One also should not forget that the cabin crew is trained to handle such situations, so it is important for the nervous passenger to make them aware of his or her condition. “All flying crew has to undergo the Safety Equipment and Procedure (SEP) training every year where they are given basic medical care training. I’ve included a video in the British Airways SEP training which makes them aware of our course and basic techniques such as breathing exercises that can help calm the passengers. There’s only one or two [passengers] who panic. The crew is also trained in av-med (aviation medical training) and there is very comprehensive medical care on every flight. We have tranquillisers too. Even though half the medical kit can only be administered by a doctor, believe it or not 90 per cent of all flights inevitably have a doctor on board. But the other half of the kit is just basic technique and procedure,” said Steve.

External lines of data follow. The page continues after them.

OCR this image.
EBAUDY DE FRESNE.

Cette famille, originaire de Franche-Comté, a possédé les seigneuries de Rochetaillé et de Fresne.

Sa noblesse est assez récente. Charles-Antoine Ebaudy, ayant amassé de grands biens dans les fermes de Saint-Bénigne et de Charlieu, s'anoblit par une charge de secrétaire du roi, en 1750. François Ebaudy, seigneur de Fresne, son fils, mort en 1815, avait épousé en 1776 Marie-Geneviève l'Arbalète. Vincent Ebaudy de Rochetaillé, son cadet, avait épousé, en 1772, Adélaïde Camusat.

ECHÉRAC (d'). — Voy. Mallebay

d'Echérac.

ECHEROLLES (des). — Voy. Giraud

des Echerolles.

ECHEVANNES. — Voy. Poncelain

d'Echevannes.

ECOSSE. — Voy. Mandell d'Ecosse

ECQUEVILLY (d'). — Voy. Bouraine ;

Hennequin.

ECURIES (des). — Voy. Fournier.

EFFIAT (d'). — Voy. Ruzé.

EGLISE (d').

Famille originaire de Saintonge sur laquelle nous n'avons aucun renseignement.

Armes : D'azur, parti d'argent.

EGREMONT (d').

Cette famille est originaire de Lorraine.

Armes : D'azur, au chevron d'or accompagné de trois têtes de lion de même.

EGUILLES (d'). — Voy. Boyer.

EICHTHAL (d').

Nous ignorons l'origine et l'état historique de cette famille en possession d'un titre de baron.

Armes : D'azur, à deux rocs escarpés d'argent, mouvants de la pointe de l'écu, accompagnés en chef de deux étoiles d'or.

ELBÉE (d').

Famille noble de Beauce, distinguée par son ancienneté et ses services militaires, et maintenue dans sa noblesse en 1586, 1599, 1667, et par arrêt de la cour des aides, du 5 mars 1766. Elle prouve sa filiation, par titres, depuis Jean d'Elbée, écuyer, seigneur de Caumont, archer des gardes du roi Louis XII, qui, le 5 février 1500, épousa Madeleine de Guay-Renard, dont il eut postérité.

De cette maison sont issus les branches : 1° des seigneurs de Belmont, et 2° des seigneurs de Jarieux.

“What’s most important is not to forget the pilots have gone through professional and technical training to handle the plane during turbulence, etc,” said Donna.
“Our job on the course is not just to put these safety nets in place but to show them how they can overcome discomfort when they fail. It is the counsellor’s job to use this information along with relaxation techniques to help participants gain confidence and re-train how their brain is thinking because for so many years it’s been made to think in a certain way.”